Editorial: Transit plan more attractive with compromise
Sometimes, being a little uncooperative in regional matters is the right thing to do. That certainly is the case with southeast Michigan’s Regional Transit Authority, which two weeks ago looked dead on arrival but was rescued with some old-fashioned political hardball.
The result is an agreement that is fairer and has a better chance of approval when it goes before voters in November.
Accusations of Detroit antipathy and veiled racism were thrown carelessly about when Macomb and Oakland counties teamed to deny the RTA tax a place on the ballot. The two counties had several legitimate concerns about how the authority would make decisions and how its funds would be allocated. But they were lost in the narrative that this was just another Detroit versus suburbs fight.
It turned out to be something very different. Macomb and Oakland came back to the table last week with the other RTA partners, Washtenaw and Wayne counties and the city of Detroit, and got much of what they had asked for before the last vote. And in doing so, they made the pact better and less difficult to sell to voters who may wonder why the region needs yet another transit authority and transit tax. Among the changes:
■Oakland County secured more funds for 40 communities, mostly in its north end, that have opted out of the SMART suburban bus system. Originally, they were to receive just $79 million over 20 years; the revised deal bumps it to $118 million. That’s still way short of the $700 million those cities and townships will be paying under the 1.2-mill transit tax over the next two decades, but is a marked improvement. Concessions in how the growth in property values is calculated could add to that amount.
■Rather than a simple majority to approve financial decisions, the authority will need one vote from each community. Each county gets two votes and Detroit gets one. This will force the communities to work together, and prevent them from forming alliances to skew the funding balance.
■At least 85 percent of all funds raised in each county will be spent there, including federal and state transit funds.
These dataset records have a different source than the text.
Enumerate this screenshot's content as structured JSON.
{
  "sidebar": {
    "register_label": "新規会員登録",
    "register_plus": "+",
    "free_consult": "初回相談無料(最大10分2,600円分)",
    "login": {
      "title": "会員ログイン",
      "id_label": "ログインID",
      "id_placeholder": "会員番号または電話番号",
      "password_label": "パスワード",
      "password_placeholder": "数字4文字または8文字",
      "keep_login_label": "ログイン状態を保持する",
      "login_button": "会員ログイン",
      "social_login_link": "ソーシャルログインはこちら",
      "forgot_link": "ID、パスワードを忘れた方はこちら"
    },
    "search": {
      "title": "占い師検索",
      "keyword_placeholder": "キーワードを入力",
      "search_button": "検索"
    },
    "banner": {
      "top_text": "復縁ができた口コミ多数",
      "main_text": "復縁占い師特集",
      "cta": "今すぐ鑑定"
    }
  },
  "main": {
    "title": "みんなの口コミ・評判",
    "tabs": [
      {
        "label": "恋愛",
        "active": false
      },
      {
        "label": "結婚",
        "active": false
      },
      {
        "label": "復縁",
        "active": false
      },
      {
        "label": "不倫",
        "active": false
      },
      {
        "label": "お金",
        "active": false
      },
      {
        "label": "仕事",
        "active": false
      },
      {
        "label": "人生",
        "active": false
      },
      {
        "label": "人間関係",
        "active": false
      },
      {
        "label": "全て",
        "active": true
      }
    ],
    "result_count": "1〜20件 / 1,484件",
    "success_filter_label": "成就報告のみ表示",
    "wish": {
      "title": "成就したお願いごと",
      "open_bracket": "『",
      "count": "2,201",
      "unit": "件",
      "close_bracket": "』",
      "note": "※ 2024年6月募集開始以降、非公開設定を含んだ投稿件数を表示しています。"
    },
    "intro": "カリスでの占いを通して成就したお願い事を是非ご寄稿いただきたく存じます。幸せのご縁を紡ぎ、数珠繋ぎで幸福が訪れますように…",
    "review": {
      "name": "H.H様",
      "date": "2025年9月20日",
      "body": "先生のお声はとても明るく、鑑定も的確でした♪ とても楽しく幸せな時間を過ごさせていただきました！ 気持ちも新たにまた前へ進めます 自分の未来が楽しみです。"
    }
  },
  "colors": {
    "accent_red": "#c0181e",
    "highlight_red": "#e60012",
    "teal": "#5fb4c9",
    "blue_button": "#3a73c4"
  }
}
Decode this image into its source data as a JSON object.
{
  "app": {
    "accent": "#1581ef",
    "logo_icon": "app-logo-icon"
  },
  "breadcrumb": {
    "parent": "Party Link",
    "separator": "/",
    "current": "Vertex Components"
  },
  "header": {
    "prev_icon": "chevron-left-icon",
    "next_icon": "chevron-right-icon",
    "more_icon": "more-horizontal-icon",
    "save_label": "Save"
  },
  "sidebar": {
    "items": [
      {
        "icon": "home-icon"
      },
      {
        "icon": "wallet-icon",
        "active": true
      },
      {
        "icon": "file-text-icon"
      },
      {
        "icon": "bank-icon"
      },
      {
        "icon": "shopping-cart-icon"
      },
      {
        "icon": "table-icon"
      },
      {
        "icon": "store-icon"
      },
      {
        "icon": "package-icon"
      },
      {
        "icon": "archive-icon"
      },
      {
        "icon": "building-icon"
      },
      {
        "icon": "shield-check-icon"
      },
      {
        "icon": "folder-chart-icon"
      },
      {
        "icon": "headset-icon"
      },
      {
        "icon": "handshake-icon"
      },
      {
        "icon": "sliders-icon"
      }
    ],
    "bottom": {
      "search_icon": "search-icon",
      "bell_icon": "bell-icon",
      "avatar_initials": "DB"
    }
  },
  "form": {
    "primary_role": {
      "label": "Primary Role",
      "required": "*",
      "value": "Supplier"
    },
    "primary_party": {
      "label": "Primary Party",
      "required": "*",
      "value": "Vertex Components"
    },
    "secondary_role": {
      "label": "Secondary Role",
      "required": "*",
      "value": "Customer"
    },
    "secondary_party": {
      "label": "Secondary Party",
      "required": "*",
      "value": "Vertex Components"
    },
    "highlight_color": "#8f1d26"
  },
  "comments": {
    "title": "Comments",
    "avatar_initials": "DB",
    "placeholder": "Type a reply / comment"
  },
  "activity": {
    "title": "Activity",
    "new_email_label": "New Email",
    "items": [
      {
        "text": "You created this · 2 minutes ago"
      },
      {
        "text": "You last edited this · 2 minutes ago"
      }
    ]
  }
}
Previously, just the RTA millage was guaranteed to be distributed that way.
■The QLine in Detroit will have to stick to its original pledge of not tapping into regional transit funds for operations until after 2027. Previously, it could have appealed for funds to cover operating deficits as early as 2020.
It is a more equitable agreement now. And as an Oakland official said, it at least has a chance of getting support from the 540,000 residents in the SMART opt-out communities who were looking at such a poor return.
The obstacles to the RTA had little to do with racism or hostility to Detroit, but rather were rooted in the basic flaws of its structure.
As formed, the authority lends itself to competition among the four independent transit systems it will serve—SMART, Detroit Department of Transportation, the QLine and the Ann Arbor Area Transportation Authority.
The various systems, and their various millages, should have been merged into a cohesive regional transit authority. But federal labor law worked against that sensible idea by requiring unions to approve any mergers.
So now, all four agencies will be jockeying for funding advantages and defending their own interests. At least with the compromise forced by Macomb and Oakland, there’s a chance that fairness will prevail.